This recipe was made in collaboration with SPUD.
I could not be more stoked to share this recipe for which just so happens to be ‘The Best Summer Fresh Pasta Salad’ ever! This dish is so great for summer time as it’s bursting with flavour, loaded with fresh local ingredients, and will leave you feeling nourished but not stuffed!
On another note – if you’re looking for a way to ensure you ACTUALLY enjoy all the fresh summer produce available to us at this time of year – you’ve got to check out SPUD’S Summer Produce Boxes! Each box is loaded with fresh seasonal ingredients that are delivered straight to your door, weekly. It’s that easy! It truly makes eating seasonally so convenient – and affordable!
I don’t know about you, but I love having fresh seasonal ingredients in the house, and then thinking of fun ways to use them! It makes me so much more creative in the kitchen and really helps to diversify my diet.
Nearly all the ingredients in this pasta salad were ordered from SPUD! They have such a great selection of affordable organic products – and the summer produce boxes help to ensure you’re truly enjoying all the bounty this time of year has to offer us!
Best thing about the box? You can save 20% when you subscribe for the season (10+ weeks)!
Oh and one other amazing thing – if you use the coupon code ‘MEG15’ you will receive $15 off a $50 order (for both new and returning customers) until July 31, 2021!
Okay so now it’s onto the recipe for The BEST Summer Fresh Pasta Salad!
– 1 package organic brown rice pasta spirals such as these
– 14 oz can chickpeas such as these
– 3 medium tomatoes, chopped into small bite size pieces
– Approx. 10-12 mushrooms, sliced thinnly
– 1/2 cucumber, chopped into quarters
– 3 cups arugula, lightly ripped if needed
– 1 radish, chopped into small pieces
– 1/4 cup cold pressed olive oil (plus more for cooking)
– 1 Tbsp. high quality balsamic vinegar
– 1 clove garlic (finely grated or crushed)
– 1/4 tsp sea salt (plus more for serving)
– 1/4 tsp cumin powder
– 1/8 tsp paprika
– 1 Tbsp. dried or fresh rosemary
– 1/4 cup pumpkin seeds
– 1 Tbsp nutritional yeast
– Pre-heat the oven to 350°F
– While the oven is pre heating, chop your tomatoes and place them on a small baking tray.

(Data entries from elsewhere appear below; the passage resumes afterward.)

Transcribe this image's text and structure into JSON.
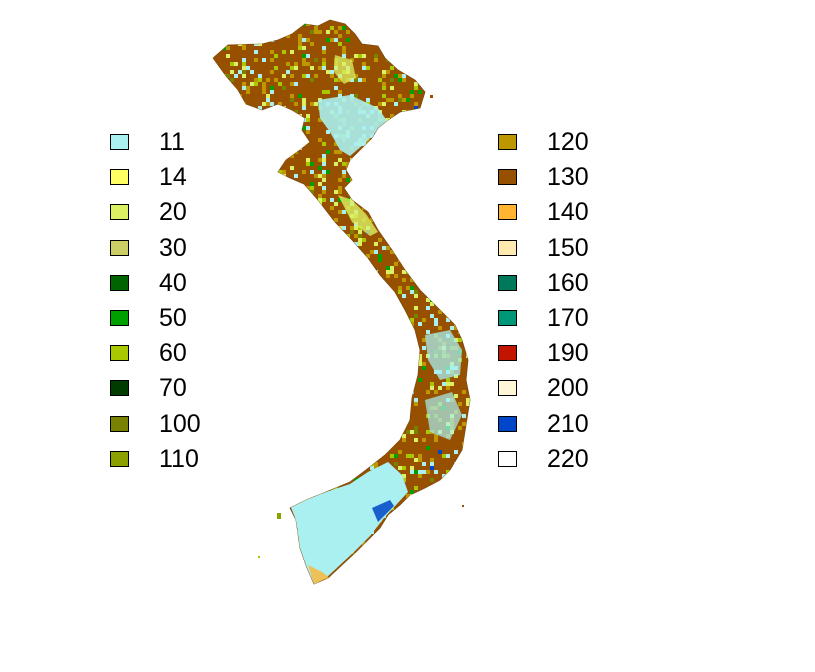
{
  "legend": {
    "left": [
      {
        "label": "11",
        "color": "#AAF0F0"
      },
      {
        "label": "14",
        "color": "#FFFF64"
      },
      {
        "label": "20",
        "color": "#DCF064"
      },
      {
        "label": "30",
        "color": "#CDCD66"
      },
      {
        "label": "40",
        "color": "#006400"
      },
      {
        "label": "50",
        "color": "#00A000"
      },
      {
        "label": "60",
        "color": "#AAC800"
      },
      {
        "label": "70",
        "color": "#003C00"
      },
      {
        "label": "100",
        "color": "#788200"
      },
      {
        "label": "110",
        "color": "#8CA000"
      }
    ],
    "right": [
      {
        "label": "120",
        "color": "#BE9600"
      },
      {
        "label": "130",
        "color": "#965000"
      },
      {
        "label": "140",
        "color": "#FFB432"
      },
      {
        "label": "150",
        "color": "#FFEBAF"
      },
      {
        "label": "160",
        "color": "#00785A"
      },
      {
        "label": "170",
        "color": "#009678"
      },
      {
        "label": "190",
        "color": "#C31400"
      },
      {
        "label": "200",
        "color": "#FFF5D7"
      },
      {
        "label": "210",
        "color": "#0046C8"
      },
      {
        "label": "220",
        "color": "#FFFFFF"
      }
    ]
  },
  "map": {
    "region": "Vietnam",
    "dominant_classes": [
      "130",
      "120",
      "11",
      "20",
      "60",
      "50",
      "210"
    ]
  }
}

Generously drizzle with olive oil and sprinkle with rosemary
– Drain and rinse your chickpeas. Then place on a separate cookie tray. Generously drizzle with olive oil, 1/4 tsp sea salt and cumin, along with 1/8 tsp paprika
– When preheated, place the 2 trays in the oven. Allow to bake for 25-30 minutes, mixing halfway through. The chickpeas should be slightly crisped, and the tomatoes cooked well (they will be juicy!). NOTE: you might need even longer than 30 minutes – it depends on the heat of your oven (mine tends to be on the hotter side)
– In the meantime, while the tomatoes and chickpeas are baking, prepare all the rest of the salad ingredients
– Start by making the dressing so you can allow it to sit: add the 1/4 cup olive oil, 1 Tbsp. balsamic vinegar, and grated garlic to a small jar. Sprinkle with a pinch of salt and pepper.

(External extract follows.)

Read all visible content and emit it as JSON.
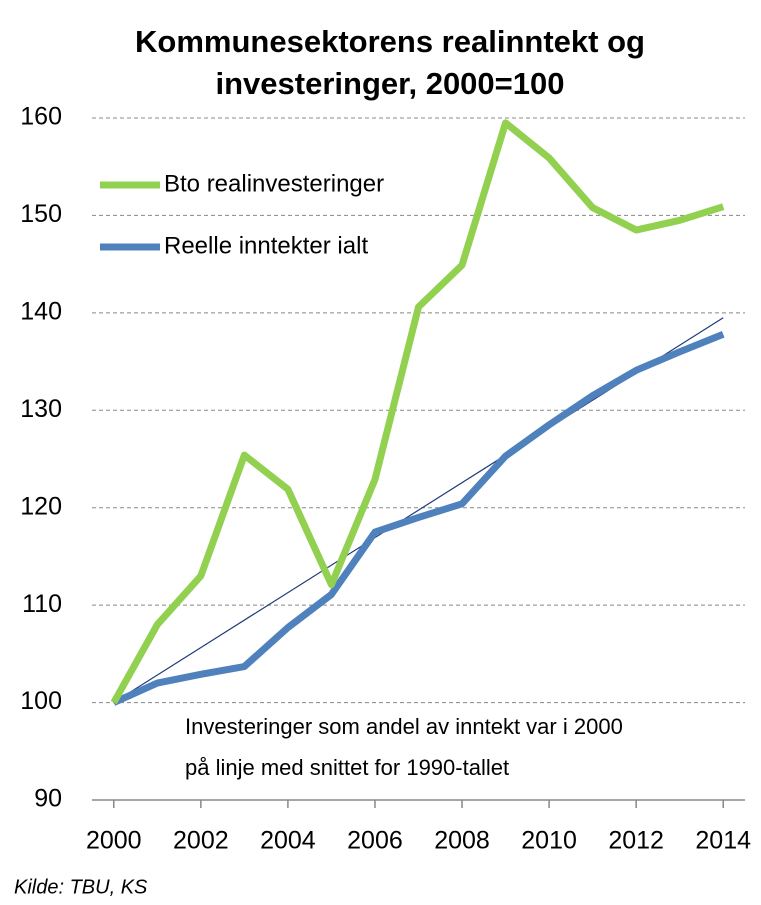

– Cook noodles according to package directions. After they’re cooked, rinse with cold water. Allow them to cool before assembling the salad
– Slice your mushrooms, and cook on stovetop on a pan (preferably cast iron) on medium heat with a drizzle of oil. Cook until they’re to your liking. You might want to add a tiny splash of water to the pan while they’re cooking if you find it’s dry
– Chop the radish and cucumber, and rip arugula if needed
– Once the chickpeas and tomatoes are finished baking, and the noodles have cooled – it’s time to assemble the salad!
– Place all ingredients into a large bowl, pouring the dressing throughout, mixing well so it’s evenly dispersed. The juice of the tomatoes will contribute to the flavour, so be sure to add that in as well!
– Add the pumpkin seeds, and sprinkle of nutritional yeast
– I topped my bowl with fresh daisy’s – Nasturiums also work well 🙂 Flowers aren’t necessary for this bowl to be amazing but I find them a pretty touch!